5.Des moeurs pour le moins particulières...
Tout d’abord, il faut savoir que le bitrompe dort très peu.
Toutes les observations ont montré qu’en effet, il ne peut dormir que trois nuits par mois, soit le soir de la pleine lune, ainsi que la nuit qui la précède et celle qui suit.
Les autres jours, un observateur persévérant et courageux pourra observer, peut être, bitrompe en train de briser énergiquement des blocs de sel aux abords d’un point d’eau calcaire… Dès qu’il a réussi à fendiller de gros blocs de sel, bitrompe cherche une lourde pierre pour écraser, en déployant tous ses efforts et toute son énergie, les cristaux de sel nécessaires à sa survie.
Une fois rassasié il est arrivé plusieurs fois d’observer un bitrompe reprenant ses forces sur une pierre chauffée par le soleil, à la manière des sauriens et autres reptiles. Il semblerait donc que le bitrompe soit un animal à sang froid, à organisme hétérotherme mais nous n’en sommes pas encore certains.
Au contact de l’homme, bitrompe se montre souvent très affectueux et fidèle, même si les périodes de gabelle, au Moyen-Age, ont été de grandes périodes de persécution pour l’espèce.

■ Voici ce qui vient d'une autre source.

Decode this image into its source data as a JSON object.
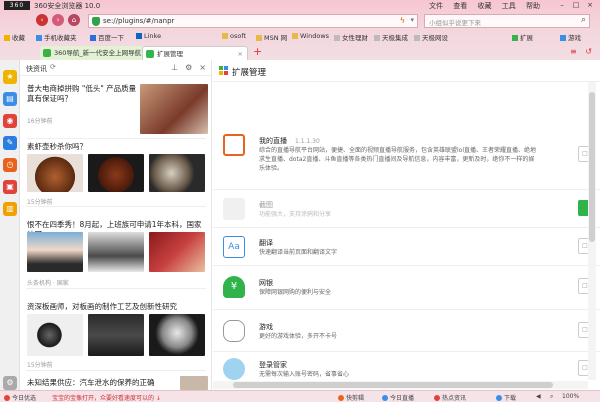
{
  "window": {
    "logo_text": "360",
    "title": "360安全浏览器 10.0",
    "menu": [
      "文件",
      "查看",
      "收藏",
      "工具",
      "帮助"
    ],
    "controls": [
      "–",
      "□",
      "×"
    ]
  },
  "address_bar": {
    "url": "se://plugins/#/nanpr",
    "search_placeholder": "小组似乎说更下来"
  },
  "favorites": [
    "收藏",
    "手机收藏夹",
    "百度一下",
    "Linke",
    "osoft",
    "MSN 网",
    "Windows",
    "女性理财",
    "天极集成",
    "天极网设",
    "扩展",
    "游戏"
  ],
  "tabs": [
    {
      "label": "360导航_新一代安全上网导航"
    },
    {
      "label": "扩展管理"
    }
  ],
  "tab_new": "+",
  "news": {
    "header": "快资讯",
    "items": [
      {
        "title": "普大电商掉拼购 \"低头\" 产品质量真有保证吗？",
        "meta": "16分钟前"
      },
      {
        "title": "素虾壶秒杀你吗？",
        "meta": "15分钟前"
      },
      {
        "title": "恨不在四季秀！8月起，上班族可申请1年本科，国家认可",
        "meta": "头条机构 · 国家"
      },
      {
        "title": "资深板画师，对板画的制作工艺及创新性研究",
        "meta": "15分钟前"
      },
      {
        "title": "未知结果供应：汽车泄水的保养的正确",
        "meta": ""
      }
    ]
  },
  "extensions": {
    "title": "扩展管理",
    "items": [
      {
        "name": "我的直播",
        "version": "1.1.1.30",
        "desc": "综合的直播导航平台网站，便捷、全面的视频直播导航服务，包含英雄联盟lol直播、王者荣耀直播、绝地求生直播、dota2直播、斗鱼直播等各类热门直播间及导航信息，内容丰富，更新及时，绝你不一样的娱乐体验。",
        "enabled": false
      },
      {
        "name": "截图",
        "version": "",
        "desc": "功能强大，支持涂鸦和分享",
        "enabled": true
      },
      {
        "name": "翻译",
        "version": "",
        "desc": "快速翻译当前页面和翻译文字",
        "enabled": false
      },
      {
        "name": "网银",
        "version": "",
        "desc": "保障网银网购的便利与安全",
        "enabled": false
      },
      {
        "name": "游戏",
        "version": "",
        "desc": "更好的游戏体验，多开不卡号",
        "enabled": false
      },
      {
        "name": "登录管家",
        "version": "",
        "desc": "无需每次输入账号密码，省事省心",
        "enabled": false
      }
    ]
  },
  "status_bar": {
    "left": "今日优选",
    "ticker": "宝宝的宝像打开，众要好看速度可以的 ↓",
    "items": [
      "快剪辑",
      "今日直播",
      "热点资讯",
      "下载",
      "100%"
    ]
  },
  "colors": {
    "chrome_pink": "#f4d4dc",
    "enabled_green": "#2fb34a",
    "live_orange": "#e8641c"
  }
}
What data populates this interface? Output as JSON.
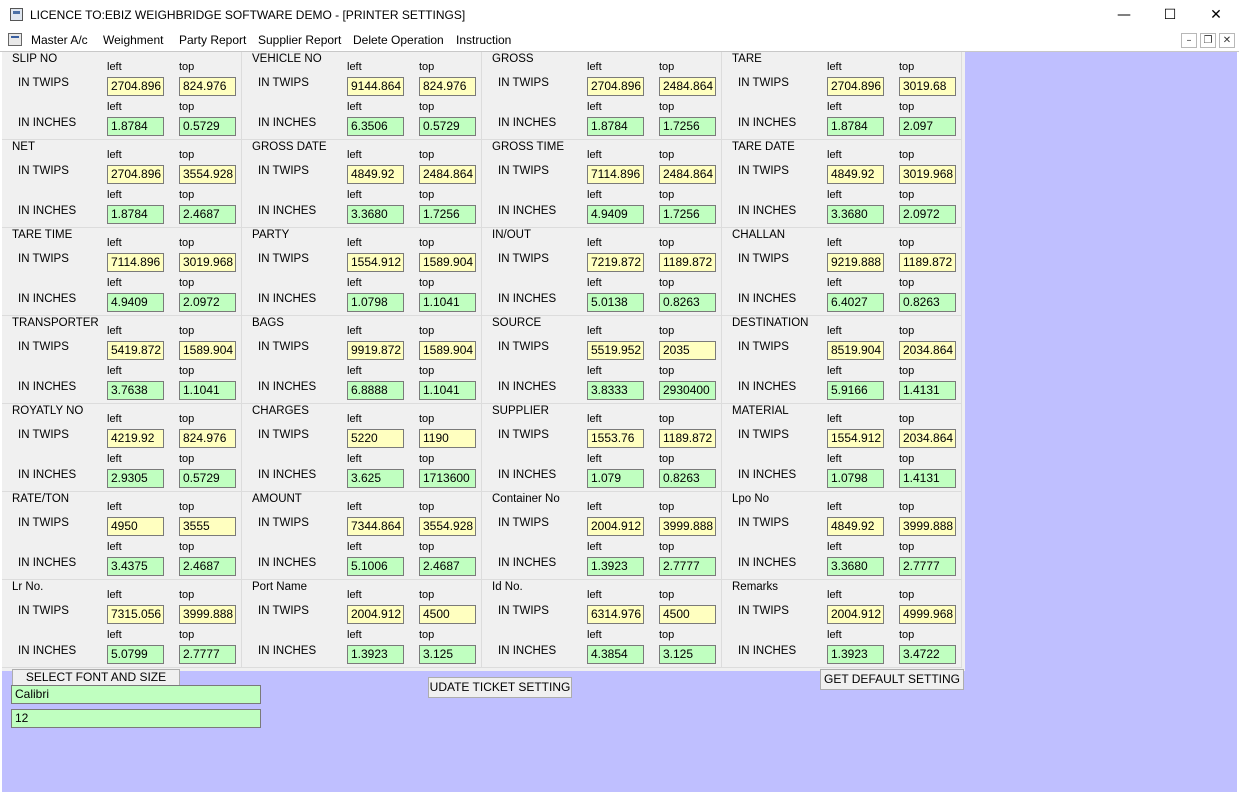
{
  "window": {
    "title": "LICENCE TO:EBIZ WEIGHBRIDGE SOFTWARE DEMO - [PRINTER SETTINGS]",
    "minimize": "—",
    "maximize": "☐",
    "close": "✕"
  },
  "menu": {
    "items": [
      "Master A/c",
      "Weighment",
      "Party Report",
      "Supplier Report",
      "Delete Operation",
      "Instruction"
    ],
    "mdi_minimize": "–",
    "mdi_restore": "❐",
    "mdi_close": "✕"
  },
  "labels": {
    "in_twips": "IN TWIPS",
    "in_inches": "IN INCHES",
    "left": "left",
    "top": "top"
  },
  "fields": [
    {
      "name": "SLIP NO",
      "twips_left": "2704.896",
      "twips_top": "824.976",
      "inch_left": "1.8784",
      "inch_top": "0.5729"
    },
    {
      "name": "VEHICLE NO",
      "twips_left": "9144.864",
      "twips_top": "824.976",
      "inch_left": "6.3506",
      "inch_top": "0.5729"
    },
    {
      "name": "GROSS",
      "twips_left": "2704.896",
      "twips_top": "2484.864",
      "inch_left": "1.8784",
      "inch_top": "1.7256"
    },
    {
      "name": "TARE",
      "twips_left": "2704.896",
      "twips_top": "3019.68",
      "inch_left": "1.8784",
      "inch_top": "2.097"
    },
    {
      "name": "NET",
      "twips_left": "2704.896",
      "twips_top": "3554.928",
      "inch_left": "1.8784",
      "inch_top": "2.4687"
    },
    {
      "name": "GROSS DATE",
      "twips_left": "4849.92",
      "twips_top": "2484.864",
      "inch_left": "3.3680",
      "inch_top": "1.7256"
    },
    {
      "name": "GROSS TIME",
      "twips_left": "7114.896",
      "twips_top": "2484.864",
      "inch_left": "4.9409",
      "inch_top": "1.7256"
    },
    {
      "name": "TARE DATE",
      "twips_left": "4849.92",
      "twips_top": "3019.968",
      "inch_left": "3.3680",
      "inch_top": "2.0972"
    },
    {
      "name": "TARE TIME",
      "twips_left": "7114.896",
      "twips_top": "3019.968",
      "inch_left": "4.9409",
      "inch_top": "2.0972"
    },
    {
      "name": "PARTY",
      "twips_left": "1554.912",
      "twips_top": "1589.904",
      "inch_left": "1.0798",
      "inch_top": "1.1041"
    },
    {
      "name": "IN/OUT",
      "twips_left": "7219.872",
      "twips_top": "1189.872",
      "inch_left": "5.0138",
      "inch_top": "0.8263"
    },
    {
      "name": "CHALLAN",
      "twips_left": "9219.888",
      "twips_top": "1189.872",
      "inch_left": "6.4027",
      "inch_top": "0.8263"
    },
    {
      "name": "TRANSPORTER",
      "twips_left": "5419.872",
      "twips_top": "1589.904",
      "inch_left": "3.7638",
      "inch_top": "1.1041"
    },
    {
      "name": "BAGS",
      "twips_left": "9919.872",
      "twips_top": "1589.904",
      "inch_left": "6.8888",
      "inch_top": "1.1041"
    },
    {
      "name": "SOURCE",
      "twips_left": "5519.952",
      "twips_top": "2035",
      "inch_left": "3.8333",
      "inch_top": "2930400"
    },
    {
      "name": "DESTINATION",
      "twips_left": "8519.904",
      "twips_top": "2034.864",
      "inch_left": "5.9166",
      "inch_top": "1.4131"
    },
    {
      "name": "ROYATLY NO",
      "twips_left": "4219.92",
      "twips_top": "824.976",
      "inch_left": "2.9305",
      "inch_top": "0.5729"
    },
    {
      "name": "CHARGES",
      "twips_left": "5220",
      "twips_top": "1190",
      "inch_left": "3.625",
      "inch_top": "1713600"
    },
    {
      "name": "SUPPLIER",
      "twips_left": "1553.76",
      "twips_top": "1189.872",
      "inch_left": "1.079",
      "inch_top": "0.8263"
    },
    {
      "name": "MATERIAL",
      "twips_left": "1554.912",
      "twips_top": "2034.864",
      "inch_left": "1.0798",
      "inch_top": "1.4131"
    },
    {
      "name": "RATE/TON",
      "twips_left": "4950",
      "twips_top": "3555",
      "inch_left": "3.4375",
      "inch_top": "2.4687"
    },
    {
      "name": "AMOUNT",
      "twips_left": "7344.864",
      "twips_top": "3554.928",
      "inch_left": "5.1006",
      "inch_top": "2.4687"
    },
    {
      "name": "Container No",
      "twips_left": "2004.912",
      "twips_top": "3999.888",
      "inch_left": "1.3923",
      "inch_top": "2.7777"
    },
    {
      "name": "Lpo No",
      "twips_left": "4849.92",
      "twips_top": "3999.888",
      "inch_left": "3.3680",
      "inch_top": "2.7777"
    },
    {
      "name": "Lr No.",
      "twips_left": "7315.056",
      "twips_top": "3999.888",
      "inch_left": "5.0799",
      "inch_top": "2.7777"
    },
    {
      "name": "Port Name",
      "twips_left": "2004.912",
      "twips_top": "4500",
      "inch_left": "1.3923",
      "inch_top": "3.125"
    },
    {
      "name": "Id No.",
      "twips_left": "6314.976",
      "twips_top": "4500",
      "inch_left": "4.3854",
      "inch_top": "3.125"
    },
    {
      "name": "Remarks",
      "twips_left": "2004.912",
      "twips_top": "4999.968",
      "inch_left": "1.3923",
      "inch_top": "3.4722"
    }
  ],
  "font": {
    "button_label": "SELECT FONT AND SIZE",
    "name": "Calibri",
    "size": "12"
  },
  "actions": {
    "update_label": "UDATE TICKET SETTING",
    "default_label": "GET DEFAULT SETTING"
  },
  "colors": {
    "client_background": "#bfbfff",
    "twips_box": "#ffffc0",
    "inches_box": "#c0ffc0"
  }
}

Bitrompe se montre même capable de répéter quelques mots simples du langage humain, d’apprendre son prénom…
Ajoutons que tous les écrits affirment que de préférence Bitrompe est plus facilement enclin à se souvenir des mots des langues Russe, Cyrillique et Pyfanique. Nous ne nous sommes pas montrés capables d’avancer un éclaircissement satisfaisant à ce sujet bien que nous supposons que ceci s’explique par la morphologie particulière de l’appareil phonatoire de l’espèce, et à la structure corticale de son/ses cerveau(x) facilitant peut-être l’apprentissage des consonnes gutturales.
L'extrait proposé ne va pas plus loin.